- Alex Bores, ex-funcionário da Palantir, é deputado da assembleia de Nova York e concorrente em convenção primária para vaga no Congresso; defende regulação rígida de IA e é coautor da Lei RAISE.
- Um super PAC apoiado por nomes de peso de Silicon Valley — incluindo o cofundador da Palantir, Joe Lonsdale, e o fundo Andreessen Horowitz — investe milhões para atrasar sua campanha, argumentando que a regulamentação dificultaria inovação.
- A Lei RAISE exige que grandes desenvolvedores de IA, com receita de pelo menos meio bilhão de dólares por ano, publiquem planos de segurança, divulguem incidentes e mantenham um órgão estatal para acompanhar o setor.
- Bores deixou a Palantir após divergências sobre uso de software em imigração; ele critica o ICE e defende abolir a agência, defendendo políticas públicas mais alinhadas a tecnologia.
- O congressista destaca que regulação de IA pode andar de mãos dadas com inovação e aponta apoio bipartista; também apresentou um conjunto de diretrizes com oito áreas temáticas e quarenta e três pontos para orientar políticas de IA.

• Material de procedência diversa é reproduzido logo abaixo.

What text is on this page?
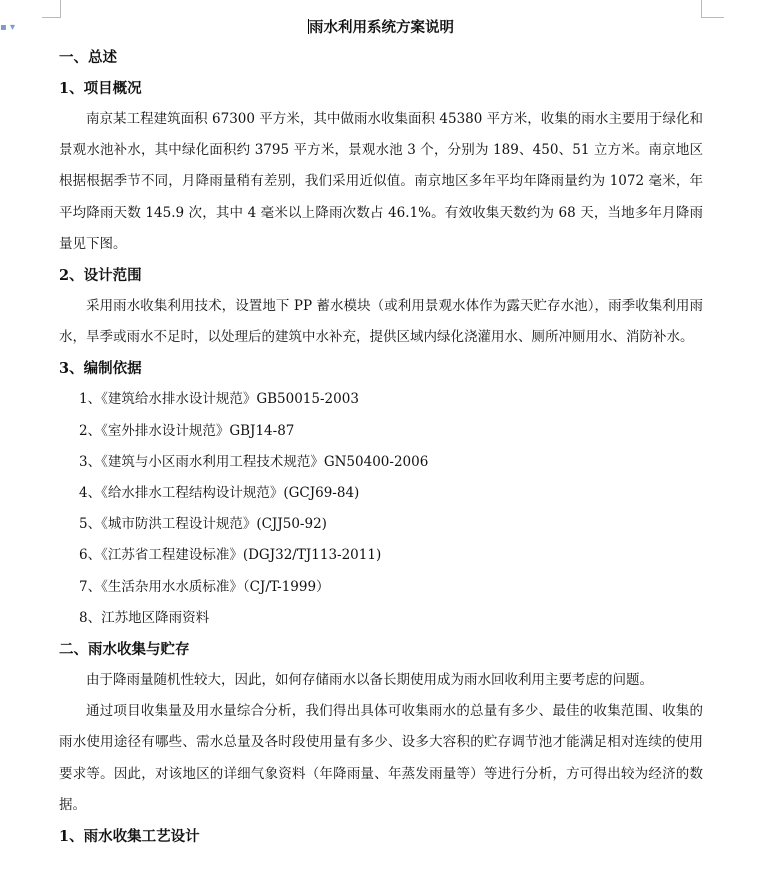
▪ ▾	雨水利用系统方案说明

一、总述

1、项目概况

南京某工程建筑面积 67300 平方米，其中做雨水收集面积 45380 平方米，收集的雨水主要用于绿化和景观水池补水，其中绿化面积约 3795 平方米，景观水池 3 个，分别为 189、450、51 立方米。南京地区根据根据季节不同，月降雨量稍有差别，我们采用近似值。南京地区多年平均年降雨量约为 1072 毫米，年平均降雨天数 145.9 次，其中 4 毫米以上降雨次数占 46.1%。有效收集天数约为 68 天，当地多年月降雨量见下图。

2、设计范围

采用雨水收集利用技术，设置地下 PP 蓄水模块（或利用景观水体作为露天贮存水池），雨季收集利用雨水，旱季或雨水不足时，以处理后的建筑中水补充，提供区域内绿化浇灌用水、厕所冲厕用水、消防补水。

3、编制依据

1、《建筑给水排水设计规范》GB50015-2003

2、《室外排水设计规范》GBJ14-87

3、《建筑与小区雨水利用工程技术规范》GN50400-2006

4、《给水排水工程结构设计规范》(GCJ69-84)

5、《城市防洪工程设计规范》(CJJ50-92)

6、《江苏省工程建设标准》(DGJ32/TJ113-2011)

7、《生活杂用水水质标准》（CJ/T-1999）

8、江苏地区降雨资料

二、雨水收集与贮存

由于降雨量随机性较大，因此，如何存储雨水以备长期使用成为雨水回收利用主要考虑的问题。

通过项目收集量及用水量综合分析，我们得出具体可收集雨水的总量有多少、最佳的收集范围、收集的雨水使用途径有哪些、需水总量及各时段使用量有多少、设多大容积的贮存调节池才能满足相对连续的使用要求等。因此，对该地区的详细气象资料（年降雨量、年蒸发雨量等）等进行分析，方可得出较为经济的数据。

1、雨水收集工艺设计
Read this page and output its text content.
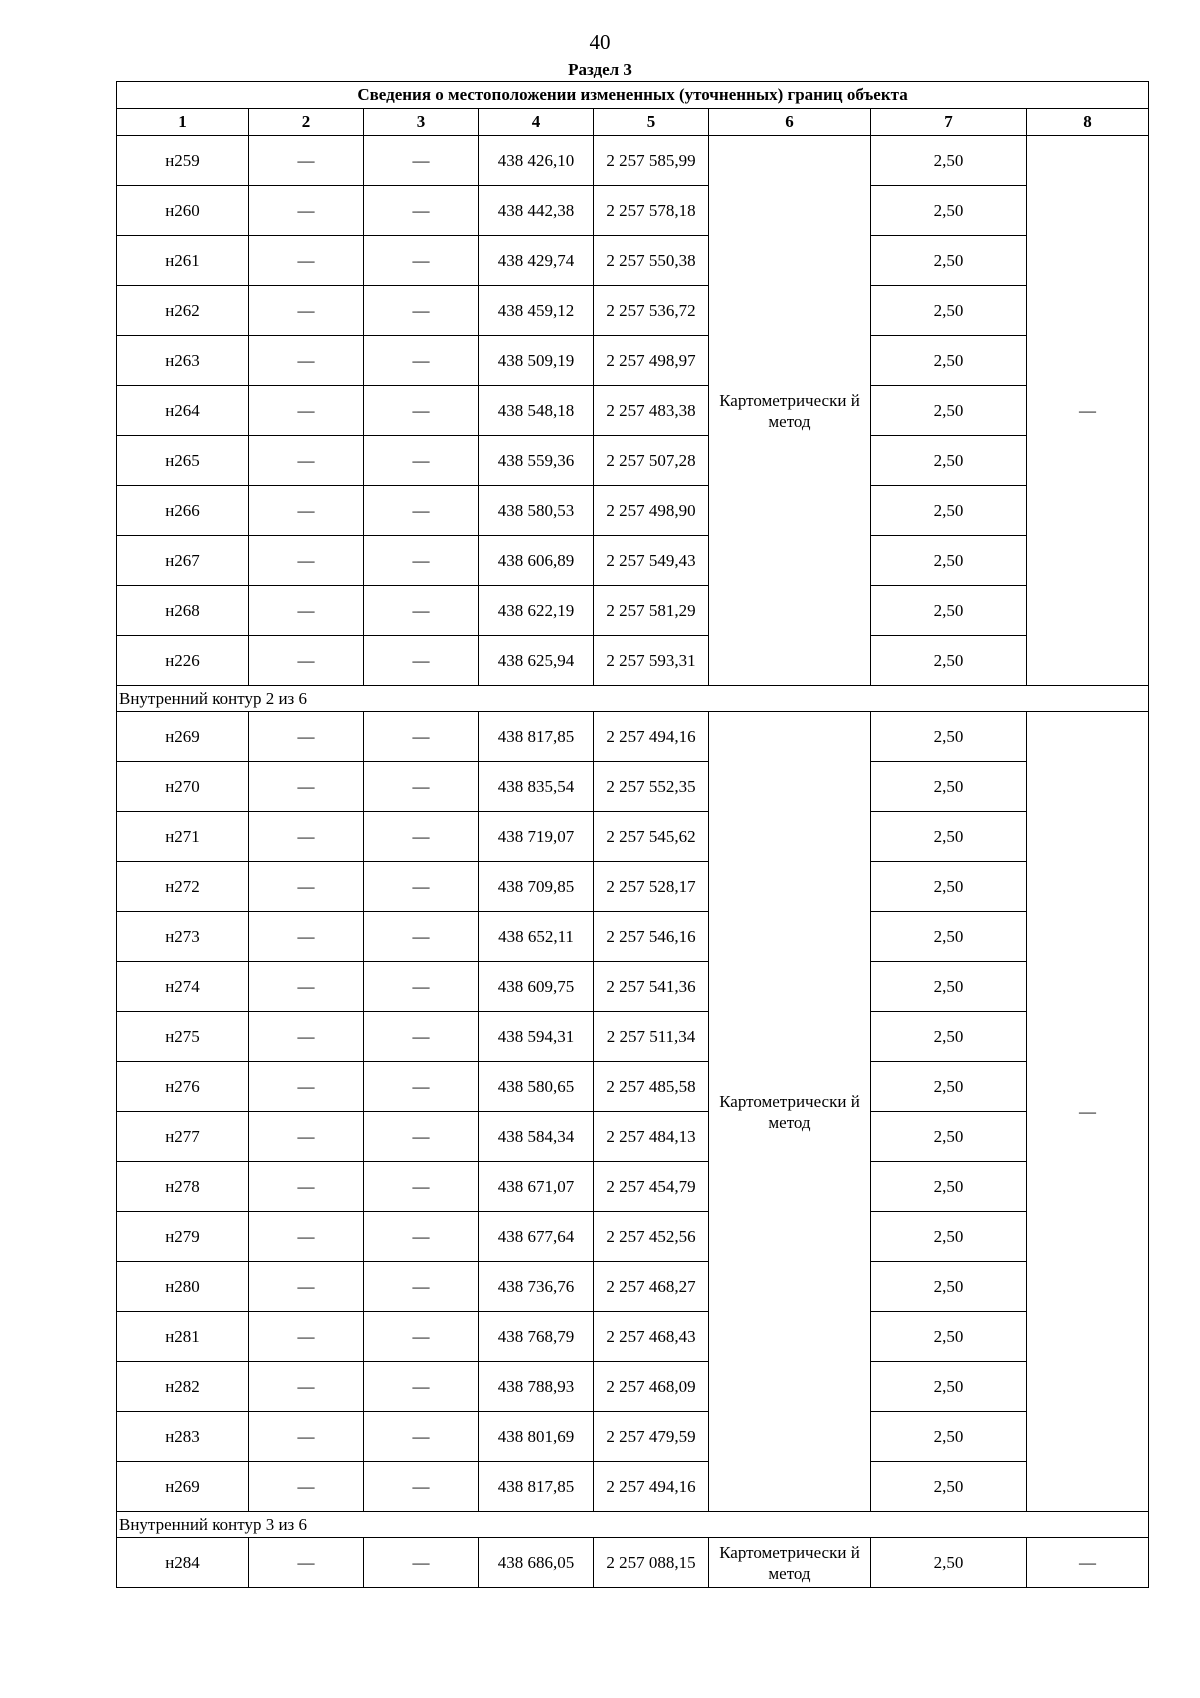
40
Раздел 3
Сведения о местоположении измененных (уточненных) границ объекта							
1	2	3	4	5	6	7	8
н259	—	—	438 426,10	2 257 585,99	Картометрически й метод	2,50	—
н260	—	—	438 442,38	2 257 578,18		2,50	
н261	—	—	438 429,74	2 257 550,38		2,50	
н262	—	—	438 459,12	2 257 536,72		2,50	
н263	—	—	438 509,19	2 257 498,97		2,50	
н264	—	—	438 548,18	2 257 483,38		2,50	
н265	—	—	438 559,36	2 257 507,28		2,50	
н266	—	—	438 580,53	2 257 498,90		2,50	
н267	—	—	438 606,89	2 257 549,43		2,50	
н268	—	—	438 622,19	2 257 581,29		2,50	
н226	—	—	438 625,94	2 257 593,31		2,50	
Внутренний контур 2 из 6							
н269	—	—	438 817,85	2 257 494,16	Картометрически й метод	2,50	—
н270	—	—	438 835,54	2 257 552,35		2,50	
н271	—	—	438 719,07	2 257 545,62		2,50	
н272	—	—	438 709,85	2 257 528,17		2,50	
н273	—	—	438 652,11	2 257 546,16		2,50	
н274	—	—	438 609,75	2 257 541,36		2,50	
н275	—	—	438 594,31	2 257 511,34		2,50	
н276	—	—	438 580,65	2 257 485,58		2,50	
н277	—	—	438 584,34	2 257 484,13		2,50	
н278	—	—	438 671,07	2 257 454,79		2,50	
н279	—	—	438 677,64	2 257 452,56		2,50	
н280	—	—	438 736,76	2 257 468,27		2,50	
н281	—	—	438 768,79	2 257 468,43		2,50	
н282	—	—	438 788,93	2 257 468,09		2,50	
н283	—	—	438 801,69	2 257 479,59		2,50	
н269	—	—	438 817,85	2 257 494,16		2,50	
Внутренний контур 3 из 6							
н284	—	—	438 686,05	2 257 088,15	Картометрически й метод	2,50	—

Alex Bores, deputado da Assembleia de Nova York e ex-funcionário da Palantir, está disputando uma vaga no Congresso dos EUA. Sua candidatura ocorre em um cenário de fortes campanhas de regulação de IA, apoiadas por grandes nomes de Silicon Valley.
A narrativa envolve um super PAC chamado Leading the Future, financiado por executivos de peso como Greg Brockman, da OpenAI, Joe Lonsdale da Palantir e a firma Andreessen Horowitz. O grupo lançou uma ofensiva para frear a campanha de Bores, criticando sua visão regulatória sobre IA.
Bores defende maior regulação de IA, incluindo a aprovação da Lei RAISE, que exige planos de segurança pública para sistemas de IA de grande porte. A lei já virou referência no estado de Nova York, com adesões bipartidárias na Assembleia e no Senado.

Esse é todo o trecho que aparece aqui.